Easy for humans, very hard for engines

Discussion of anything and everything relating to chess playing software and machines.

Moderator: Ras

Uri Blass
Posts: 11170
Joined: Thu Mar 09, 2006 12:37 am
Location: Tel-Aviv Israel

Re: Easy for humans, very hard for engines

Post by Uri Blass »

Viz wrote: Sat May 25, 2024 9:04 am This is quite literally not chess.
Botvinnik was right - completely artificial compositions are just bad for your improvement as a chess player. We can see it with a good examples of engines - once that solve it easily completely suck in actual play compared to those who don't. Because latter are optimized towards actual chess game, and not some positions with double tripled pawns + blocked bishop setup.
This is clearly chess and I disagree with you.
Humans who solve it fast do not suck in actual play compared to human who don't.

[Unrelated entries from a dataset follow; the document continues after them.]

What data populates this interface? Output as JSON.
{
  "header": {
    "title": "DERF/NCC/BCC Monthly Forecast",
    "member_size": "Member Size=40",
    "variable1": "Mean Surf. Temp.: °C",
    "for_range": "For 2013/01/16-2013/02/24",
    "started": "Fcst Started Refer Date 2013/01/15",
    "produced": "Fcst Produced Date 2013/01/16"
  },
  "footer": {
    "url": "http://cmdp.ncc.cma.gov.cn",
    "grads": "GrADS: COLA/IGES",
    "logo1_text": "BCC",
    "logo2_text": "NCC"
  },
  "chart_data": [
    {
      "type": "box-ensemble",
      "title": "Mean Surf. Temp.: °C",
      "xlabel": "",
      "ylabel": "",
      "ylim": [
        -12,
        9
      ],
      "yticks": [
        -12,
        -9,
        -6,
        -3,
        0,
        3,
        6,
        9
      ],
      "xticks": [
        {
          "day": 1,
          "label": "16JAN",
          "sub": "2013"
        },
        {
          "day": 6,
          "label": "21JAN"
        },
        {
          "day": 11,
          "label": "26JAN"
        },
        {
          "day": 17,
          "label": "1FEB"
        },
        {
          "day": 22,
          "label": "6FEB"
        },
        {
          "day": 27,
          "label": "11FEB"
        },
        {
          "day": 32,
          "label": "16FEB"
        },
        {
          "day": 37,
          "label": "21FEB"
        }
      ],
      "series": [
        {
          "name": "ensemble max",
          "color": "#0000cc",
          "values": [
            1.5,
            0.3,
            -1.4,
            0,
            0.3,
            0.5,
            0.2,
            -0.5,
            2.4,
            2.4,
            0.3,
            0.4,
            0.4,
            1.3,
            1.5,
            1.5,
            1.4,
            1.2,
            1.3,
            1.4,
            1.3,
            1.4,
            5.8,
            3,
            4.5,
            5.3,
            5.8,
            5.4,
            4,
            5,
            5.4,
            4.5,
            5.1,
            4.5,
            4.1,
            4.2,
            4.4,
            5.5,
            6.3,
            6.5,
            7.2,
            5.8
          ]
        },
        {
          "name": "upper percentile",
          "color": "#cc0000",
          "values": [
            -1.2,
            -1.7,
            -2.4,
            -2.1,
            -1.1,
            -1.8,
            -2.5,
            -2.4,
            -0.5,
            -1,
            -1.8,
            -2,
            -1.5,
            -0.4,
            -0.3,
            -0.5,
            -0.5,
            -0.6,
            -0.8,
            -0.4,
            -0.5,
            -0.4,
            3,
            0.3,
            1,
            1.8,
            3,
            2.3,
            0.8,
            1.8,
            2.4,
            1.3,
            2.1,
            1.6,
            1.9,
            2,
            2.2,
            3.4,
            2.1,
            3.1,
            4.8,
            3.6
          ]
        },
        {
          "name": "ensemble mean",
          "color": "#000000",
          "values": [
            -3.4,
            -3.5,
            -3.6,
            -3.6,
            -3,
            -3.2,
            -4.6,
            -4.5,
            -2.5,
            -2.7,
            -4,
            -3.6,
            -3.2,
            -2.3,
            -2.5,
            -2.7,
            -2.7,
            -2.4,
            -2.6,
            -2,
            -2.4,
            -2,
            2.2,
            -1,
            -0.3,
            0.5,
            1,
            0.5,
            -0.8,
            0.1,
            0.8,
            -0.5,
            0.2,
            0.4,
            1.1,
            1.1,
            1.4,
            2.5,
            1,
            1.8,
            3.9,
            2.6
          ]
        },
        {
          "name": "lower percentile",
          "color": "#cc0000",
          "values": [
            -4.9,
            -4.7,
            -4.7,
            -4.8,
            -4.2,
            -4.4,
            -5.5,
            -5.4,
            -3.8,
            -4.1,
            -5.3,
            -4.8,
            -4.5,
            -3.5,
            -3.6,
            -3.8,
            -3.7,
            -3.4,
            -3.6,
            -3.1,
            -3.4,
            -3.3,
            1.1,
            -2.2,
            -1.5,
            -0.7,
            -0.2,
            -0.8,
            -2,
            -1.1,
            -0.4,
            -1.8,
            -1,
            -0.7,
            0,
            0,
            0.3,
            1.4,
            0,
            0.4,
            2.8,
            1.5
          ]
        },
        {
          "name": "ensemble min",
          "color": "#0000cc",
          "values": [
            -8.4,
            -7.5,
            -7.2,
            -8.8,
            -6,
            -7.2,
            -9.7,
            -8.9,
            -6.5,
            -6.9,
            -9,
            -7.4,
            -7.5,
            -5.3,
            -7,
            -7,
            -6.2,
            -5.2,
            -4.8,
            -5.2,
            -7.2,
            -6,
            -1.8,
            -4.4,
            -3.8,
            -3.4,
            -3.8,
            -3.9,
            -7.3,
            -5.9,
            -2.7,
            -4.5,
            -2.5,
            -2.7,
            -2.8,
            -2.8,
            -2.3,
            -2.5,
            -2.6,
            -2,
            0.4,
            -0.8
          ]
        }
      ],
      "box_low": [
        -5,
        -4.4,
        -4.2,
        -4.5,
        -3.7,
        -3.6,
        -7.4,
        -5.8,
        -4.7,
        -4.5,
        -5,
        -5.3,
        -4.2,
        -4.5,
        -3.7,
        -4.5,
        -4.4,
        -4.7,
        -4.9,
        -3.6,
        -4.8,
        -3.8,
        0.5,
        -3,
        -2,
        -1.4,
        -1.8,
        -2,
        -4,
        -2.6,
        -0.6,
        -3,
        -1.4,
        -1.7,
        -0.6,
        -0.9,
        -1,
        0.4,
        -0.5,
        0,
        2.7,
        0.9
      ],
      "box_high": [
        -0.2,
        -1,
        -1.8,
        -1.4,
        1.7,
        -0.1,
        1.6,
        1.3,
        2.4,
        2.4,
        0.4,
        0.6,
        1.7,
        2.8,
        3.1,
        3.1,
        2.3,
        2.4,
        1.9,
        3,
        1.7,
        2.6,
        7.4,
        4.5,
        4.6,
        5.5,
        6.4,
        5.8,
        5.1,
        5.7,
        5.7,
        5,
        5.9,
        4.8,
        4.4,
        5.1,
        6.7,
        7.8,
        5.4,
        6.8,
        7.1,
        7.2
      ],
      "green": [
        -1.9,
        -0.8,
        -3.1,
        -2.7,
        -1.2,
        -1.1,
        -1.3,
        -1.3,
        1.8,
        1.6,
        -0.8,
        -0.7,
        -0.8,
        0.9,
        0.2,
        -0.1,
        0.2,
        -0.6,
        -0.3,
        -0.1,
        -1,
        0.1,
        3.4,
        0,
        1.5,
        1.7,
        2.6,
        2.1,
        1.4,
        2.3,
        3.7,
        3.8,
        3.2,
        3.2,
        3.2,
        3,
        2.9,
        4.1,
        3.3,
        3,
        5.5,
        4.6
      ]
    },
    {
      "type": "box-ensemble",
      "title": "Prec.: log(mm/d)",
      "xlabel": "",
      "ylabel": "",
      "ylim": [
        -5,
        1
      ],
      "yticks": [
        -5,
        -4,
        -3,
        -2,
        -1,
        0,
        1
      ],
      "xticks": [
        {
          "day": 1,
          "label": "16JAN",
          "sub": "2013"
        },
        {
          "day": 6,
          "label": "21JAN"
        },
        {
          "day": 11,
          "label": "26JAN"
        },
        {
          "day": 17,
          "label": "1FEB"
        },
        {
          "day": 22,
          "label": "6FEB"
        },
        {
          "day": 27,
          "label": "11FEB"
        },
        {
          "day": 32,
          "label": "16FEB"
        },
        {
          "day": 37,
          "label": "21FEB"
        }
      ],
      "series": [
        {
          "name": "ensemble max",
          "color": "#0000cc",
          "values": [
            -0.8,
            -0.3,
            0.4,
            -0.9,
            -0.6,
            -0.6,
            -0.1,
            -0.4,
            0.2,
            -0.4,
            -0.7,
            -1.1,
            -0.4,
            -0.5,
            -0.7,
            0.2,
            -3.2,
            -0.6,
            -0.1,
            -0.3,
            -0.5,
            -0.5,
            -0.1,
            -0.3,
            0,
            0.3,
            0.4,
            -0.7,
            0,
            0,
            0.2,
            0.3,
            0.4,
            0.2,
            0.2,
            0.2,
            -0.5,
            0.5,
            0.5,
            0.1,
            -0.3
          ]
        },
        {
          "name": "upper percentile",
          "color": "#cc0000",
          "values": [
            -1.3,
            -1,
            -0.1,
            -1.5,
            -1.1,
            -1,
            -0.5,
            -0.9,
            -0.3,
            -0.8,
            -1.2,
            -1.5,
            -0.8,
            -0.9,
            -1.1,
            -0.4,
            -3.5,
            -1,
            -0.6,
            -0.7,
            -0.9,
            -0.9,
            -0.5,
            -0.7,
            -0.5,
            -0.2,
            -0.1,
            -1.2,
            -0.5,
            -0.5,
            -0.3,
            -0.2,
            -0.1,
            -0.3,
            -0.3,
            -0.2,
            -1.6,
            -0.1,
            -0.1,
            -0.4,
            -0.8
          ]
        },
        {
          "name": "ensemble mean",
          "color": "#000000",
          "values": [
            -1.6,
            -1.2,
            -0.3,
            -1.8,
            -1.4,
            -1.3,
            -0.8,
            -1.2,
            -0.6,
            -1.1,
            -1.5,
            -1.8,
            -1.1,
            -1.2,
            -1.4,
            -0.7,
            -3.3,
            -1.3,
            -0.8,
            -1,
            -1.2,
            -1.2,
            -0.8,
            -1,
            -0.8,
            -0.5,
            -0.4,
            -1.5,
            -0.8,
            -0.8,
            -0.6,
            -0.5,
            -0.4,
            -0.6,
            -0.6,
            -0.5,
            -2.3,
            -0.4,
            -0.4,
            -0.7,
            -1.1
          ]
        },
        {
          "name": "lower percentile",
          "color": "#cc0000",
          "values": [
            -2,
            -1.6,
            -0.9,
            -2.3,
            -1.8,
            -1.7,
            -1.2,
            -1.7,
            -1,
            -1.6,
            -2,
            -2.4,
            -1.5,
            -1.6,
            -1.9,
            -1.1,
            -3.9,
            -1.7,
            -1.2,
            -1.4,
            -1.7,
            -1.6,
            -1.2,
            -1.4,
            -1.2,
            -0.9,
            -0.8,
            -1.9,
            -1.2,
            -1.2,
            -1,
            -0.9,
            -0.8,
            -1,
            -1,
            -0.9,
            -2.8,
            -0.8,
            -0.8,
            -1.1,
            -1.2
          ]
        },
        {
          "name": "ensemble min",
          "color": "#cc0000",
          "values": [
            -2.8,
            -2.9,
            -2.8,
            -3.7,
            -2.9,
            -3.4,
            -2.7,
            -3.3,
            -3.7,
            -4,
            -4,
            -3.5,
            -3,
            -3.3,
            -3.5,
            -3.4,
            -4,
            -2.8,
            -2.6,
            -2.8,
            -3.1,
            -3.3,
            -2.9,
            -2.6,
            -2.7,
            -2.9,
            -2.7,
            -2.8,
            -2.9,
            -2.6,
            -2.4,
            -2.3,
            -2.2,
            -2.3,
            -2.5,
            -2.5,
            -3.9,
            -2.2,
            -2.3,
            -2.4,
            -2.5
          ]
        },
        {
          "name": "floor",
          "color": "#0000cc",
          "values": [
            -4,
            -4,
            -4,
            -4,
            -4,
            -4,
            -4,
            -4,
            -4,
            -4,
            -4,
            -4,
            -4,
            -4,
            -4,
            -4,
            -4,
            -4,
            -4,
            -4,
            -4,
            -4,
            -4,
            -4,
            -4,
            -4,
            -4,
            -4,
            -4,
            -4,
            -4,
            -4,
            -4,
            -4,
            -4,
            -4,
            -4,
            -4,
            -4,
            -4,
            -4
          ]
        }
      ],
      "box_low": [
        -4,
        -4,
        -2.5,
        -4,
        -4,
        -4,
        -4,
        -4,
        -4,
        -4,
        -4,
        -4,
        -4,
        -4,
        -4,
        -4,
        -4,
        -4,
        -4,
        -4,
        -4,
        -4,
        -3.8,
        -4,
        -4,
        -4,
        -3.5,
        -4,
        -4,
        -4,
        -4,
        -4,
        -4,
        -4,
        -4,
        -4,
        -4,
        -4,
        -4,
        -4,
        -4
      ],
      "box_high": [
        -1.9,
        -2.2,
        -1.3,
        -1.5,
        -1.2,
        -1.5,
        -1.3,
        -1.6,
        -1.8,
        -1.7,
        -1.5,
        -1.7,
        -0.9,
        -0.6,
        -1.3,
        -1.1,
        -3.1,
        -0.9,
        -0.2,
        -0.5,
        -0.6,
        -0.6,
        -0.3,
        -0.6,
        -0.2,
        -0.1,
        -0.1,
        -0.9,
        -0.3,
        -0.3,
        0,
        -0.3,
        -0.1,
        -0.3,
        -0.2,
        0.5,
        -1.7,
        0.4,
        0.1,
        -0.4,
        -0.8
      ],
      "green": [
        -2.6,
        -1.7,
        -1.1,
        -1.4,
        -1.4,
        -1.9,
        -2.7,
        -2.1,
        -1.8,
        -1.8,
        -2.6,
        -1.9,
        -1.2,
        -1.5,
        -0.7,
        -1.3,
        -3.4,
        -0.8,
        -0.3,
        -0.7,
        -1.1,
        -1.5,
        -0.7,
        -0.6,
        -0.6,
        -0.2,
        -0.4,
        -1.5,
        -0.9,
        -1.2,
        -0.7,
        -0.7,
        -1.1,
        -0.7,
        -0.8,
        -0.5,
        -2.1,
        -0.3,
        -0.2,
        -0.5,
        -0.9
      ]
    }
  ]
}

I am even not sure that you are correct for engines because usually weak chess engines cannot see g3 in a reasonable time when lc0 is very fast in solving it and it is not optimized for solving studies.

Most relatively weak chess engines that have less than rating of 3000 cannot even see that white is winning after 1.g3 axb5 in a reasonable time because the win is too deep for them.
chrisw
Posts: 4820
Joined: Tue Apr 03, 2012 4:28 pm
Location: Midi-Pyrénées
Full name: Christopher Whittington

Re: Easy for humans, very hard for engines

Post by chrisw »

Viz wrote: Sat May 25, 2024 9:04 am This is quite literally not chess.
Botvinnik was right - completely artificial compositions are just bad for your improvement as a chess player. We can see it with a good examples of engines - once that solve it easily completely suck in actual play compared to those who don't. Because latter are optimized towards actual chess game, and not some positions with double tripled pawns + blocked bishop setup.
AAN eval that “knows” this is obviously better than an ANN eval (with same size matrices) that doesn’t. Same size matrix doesn’t cost time differently. So, if you can get this knowledge “in” without some other useful knowledge falling out the other side, it’s worth it.
I doubt we have much idea about knowledge density in networks, what more can be held per given size, etc etc. we do know that LCZ solves it, so we could assume that some more input processing (of mobility) works, we also know that NNUEs are not a good format for presenting these kinds of inputs. Suppose you had fast access massively parallel GPU programming capability then trying to “know” everything at eval becomes more possible (case LCZ).